Abstract: FR-PO520

Iron Status and the Risk of Incident ESRD in Veterans with CKD

Session Information

Category: Chronic Kidney Disease (Non-Dialysis)

  • 304 CKD: Epidemiology, Outcomes - Non-Cardiovascular

Authors

  • Cho, Monique E., Veterans Health Administration, Salt Lake City, Utah, United States
  • Hansen, Jared, Veterans Health Administration, Salt Lake City, Utah, United States
  • Peters, Celena B., Veterans Health Administration, Salt Lake City, Utah, United States
  • Sauer, Brian C., Veterans Health Administration, Salt Lake City, Utah, United States
Background

The risk for CKD progression associated with abnormal iron balance has not been evaluated in a large CKD population.

Methods

We performed a historical cohort study using the national data from the Veterans Affairs Informatics and Computing Infrastructure. We identified a pre-dialysis CKD cohort (MDRD eGFR <60 mL/min/1.73m2) with at least one set of iron indices between 2006-2015. The clinical characteristics were determined from the ICD-9 codes and laboratory data during the baseline period, defined as the year preceding the first available iron indices. Patients with ESRD, genetic, and chronic disorders affecting iron metabolism were excluded. The cohort was divided into 4 iron groups based on the joint quartiles (Q) of transferrin saturation (Tsat) and ferritin: functional iron deficiency (FID), 1st Tsat Q + 3rd−4th ferritin Qs; Low Iron (LI), 1st Tsat+ferritin Qs; High Iron (HI), 4th Tsat+ferritin Qs; and Reference (R), 2nd−3rd Tsat+ferritin Qs. Incident ESRD was determined by the diagnosis and procedure codes reflecting renal transplantation or dialysis. Matching weights were used to determine the effects of FID, HI, and LI on incident ESRD, using R as the reference. Diabetes was examined as a potential effect modifier.

Results

Of the 1,159,371 Veterans with CKD, 148,611 met the inclusion criteria. The mean±SD for age and eGFR were 72±11 years and 43±11 mL/min/1.73 m2, respectively. The median (IQR) Tsat and ferritin values were 20 (14, 26)% and 119 (64, 196) ng/mL. Of the study cohort, 42% could not be categorized into any of the 4 iron groups. In the remaining 83,439 Veterans, the prevalence for FID, HI, LI, and R were 13%, 17%, 20%, and 50%, respectively. After matching weights were implemented, the clinical covariates were evenly distributed among the iron groups. During the mean±SD follow-up period of 4.0±2.7 years, only HI exhibited increased risk for ESRD, [risk ratio, RR (95% CI): 1.16 (1.10, 1.23)]. The RRs for FID and LI were 0.97 (0.91, 1.03) and 0.78 (0.73, 0.83), respectively.
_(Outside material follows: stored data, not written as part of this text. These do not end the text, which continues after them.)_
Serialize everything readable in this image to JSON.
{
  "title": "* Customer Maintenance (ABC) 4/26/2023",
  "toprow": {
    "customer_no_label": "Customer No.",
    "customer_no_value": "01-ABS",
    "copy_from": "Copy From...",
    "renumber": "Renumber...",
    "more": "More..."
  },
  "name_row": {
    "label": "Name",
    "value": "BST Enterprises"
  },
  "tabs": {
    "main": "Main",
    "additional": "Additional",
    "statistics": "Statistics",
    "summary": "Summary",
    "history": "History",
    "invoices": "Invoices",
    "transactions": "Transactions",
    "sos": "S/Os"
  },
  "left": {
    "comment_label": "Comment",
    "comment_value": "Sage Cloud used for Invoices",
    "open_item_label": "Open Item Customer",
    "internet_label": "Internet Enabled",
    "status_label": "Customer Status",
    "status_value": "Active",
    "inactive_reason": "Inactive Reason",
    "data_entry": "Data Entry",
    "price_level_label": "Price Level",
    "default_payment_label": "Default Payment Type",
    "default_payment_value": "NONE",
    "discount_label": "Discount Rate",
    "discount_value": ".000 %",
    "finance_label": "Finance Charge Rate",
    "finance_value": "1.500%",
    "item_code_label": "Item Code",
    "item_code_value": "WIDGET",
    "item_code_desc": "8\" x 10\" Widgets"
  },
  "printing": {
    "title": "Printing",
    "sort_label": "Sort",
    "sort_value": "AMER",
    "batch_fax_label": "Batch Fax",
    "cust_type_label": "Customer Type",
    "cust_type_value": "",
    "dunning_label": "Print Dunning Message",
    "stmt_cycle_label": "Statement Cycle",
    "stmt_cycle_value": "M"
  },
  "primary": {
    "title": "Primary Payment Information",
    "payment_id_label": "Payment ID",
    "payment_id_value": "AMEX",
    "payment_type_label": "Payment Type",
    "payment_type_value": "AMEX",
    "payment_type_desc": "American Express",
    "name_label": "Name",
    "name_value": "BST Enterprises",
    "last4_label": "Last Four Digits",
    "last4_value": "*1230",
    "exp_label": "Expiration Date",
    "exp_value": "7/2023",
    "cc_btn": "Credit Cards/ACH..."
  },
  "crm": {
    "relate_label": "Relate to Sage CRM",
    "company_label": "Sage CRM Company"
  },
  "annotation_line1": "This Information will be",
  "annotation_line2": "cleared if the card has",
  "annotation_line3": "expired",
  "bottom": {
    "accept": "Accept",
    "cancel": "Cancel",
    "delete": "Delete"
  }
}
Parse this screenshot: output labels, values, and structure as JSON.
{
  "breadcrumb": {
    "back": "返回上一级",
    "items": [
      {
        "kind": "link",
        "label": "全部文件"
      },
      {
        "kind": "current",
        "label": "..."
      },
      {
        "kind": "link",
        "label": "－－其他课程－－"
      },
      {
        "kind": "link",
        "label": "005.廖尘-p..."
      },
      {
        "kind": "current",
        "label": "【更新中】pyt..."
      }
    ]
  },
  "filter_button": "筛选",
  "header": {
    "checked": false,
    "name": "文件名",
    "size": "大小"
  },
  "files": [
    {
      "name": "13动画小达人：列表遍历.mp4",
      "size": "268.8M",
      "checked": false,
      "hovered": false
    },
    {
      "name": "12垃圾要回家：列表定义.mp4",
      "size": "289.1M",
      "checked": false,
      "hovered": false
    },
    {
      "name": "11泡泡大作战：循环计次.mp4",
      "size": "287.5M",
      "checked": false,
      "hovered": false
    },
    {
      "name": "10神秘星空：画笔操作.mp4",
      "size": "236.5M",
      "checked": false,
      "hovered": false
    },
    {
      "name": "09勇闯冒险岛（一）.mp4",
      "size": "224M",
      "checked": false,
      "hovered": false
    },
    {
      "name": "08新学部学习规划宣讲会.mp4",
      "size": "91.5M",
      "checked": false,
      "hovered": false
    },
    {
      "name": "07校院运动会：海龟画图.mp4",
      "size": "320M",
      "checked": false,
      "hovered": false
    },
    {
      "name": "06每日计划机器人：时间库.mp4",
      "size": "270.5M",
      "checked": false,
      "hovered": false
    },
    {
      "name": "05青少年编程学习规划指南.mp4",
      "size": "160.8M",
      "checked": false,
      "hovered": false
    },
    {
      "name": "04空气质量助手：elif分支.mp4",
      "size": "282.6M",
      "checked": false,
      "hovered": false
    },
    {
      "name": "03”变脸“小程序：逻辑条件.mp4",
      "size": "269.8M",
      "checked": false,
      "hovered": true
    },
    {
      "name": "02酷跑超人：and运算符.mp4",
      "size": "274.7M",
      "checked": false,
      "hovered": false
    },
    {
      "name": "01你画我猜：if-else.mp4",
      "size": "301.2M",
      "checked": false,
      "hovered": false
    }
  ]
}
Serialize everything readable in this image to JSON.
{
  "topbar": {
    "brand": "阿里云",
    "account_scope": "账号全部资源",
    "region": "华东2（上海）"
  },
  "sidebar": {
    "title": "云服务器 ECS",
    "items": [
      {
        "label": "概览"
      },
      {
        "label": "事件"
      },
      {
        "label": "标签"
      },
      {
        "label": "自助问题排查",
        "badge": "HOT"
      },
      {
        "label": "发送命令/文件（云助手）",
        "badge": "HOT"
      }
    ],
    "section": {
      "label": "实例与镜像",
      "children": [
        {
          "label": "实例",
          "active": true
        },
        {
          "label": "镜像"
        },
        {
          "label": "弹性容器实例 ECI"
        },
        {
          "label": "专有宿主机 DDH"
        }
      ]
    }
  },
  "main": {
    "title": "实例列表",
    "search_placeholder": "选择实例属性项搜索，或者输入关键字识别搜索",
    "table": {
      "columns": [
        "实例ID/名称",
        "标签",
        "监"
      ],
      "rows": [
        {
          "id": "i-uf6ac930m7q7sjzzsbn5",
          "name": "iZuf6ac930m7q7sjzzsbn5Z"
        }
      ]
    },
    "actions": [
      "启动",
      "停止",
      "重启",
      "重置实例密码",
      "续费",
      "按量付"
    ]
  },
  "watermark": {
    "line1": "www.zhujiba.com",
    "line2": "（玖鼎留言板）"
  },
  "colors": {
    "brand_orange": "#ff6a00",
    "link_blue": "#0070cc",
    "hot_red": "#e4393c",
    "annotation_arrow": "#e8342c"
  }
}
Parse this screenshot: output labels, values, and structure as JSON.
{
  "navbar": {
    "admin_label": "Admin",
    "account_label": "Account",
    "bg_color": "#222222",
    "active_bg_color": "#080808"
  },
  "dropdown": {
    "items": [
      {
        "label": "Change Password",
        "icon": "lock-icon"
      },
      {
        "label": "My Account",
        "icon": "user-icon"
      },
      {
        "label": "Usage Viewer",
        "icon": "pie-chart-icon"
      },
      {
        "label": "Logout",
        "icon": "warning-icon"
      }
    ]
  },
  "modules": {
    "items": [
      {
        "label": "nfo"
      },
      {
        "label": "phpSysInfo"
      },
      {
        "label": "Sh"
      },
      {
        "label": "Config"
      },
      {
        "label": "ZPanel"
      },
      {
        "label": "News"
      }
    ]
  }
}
The association between iron status and ESRD risk was not altered by the diabetes status.

Conclusion

High iron status is associated with increased risk for incident ESRD in CKD, while iron deficiency is associated with reduced risk for ESRD. Diabetes was not found to be an effect modifier. Further studies are required to confirm the finding and to investigate the underlying mechanisms.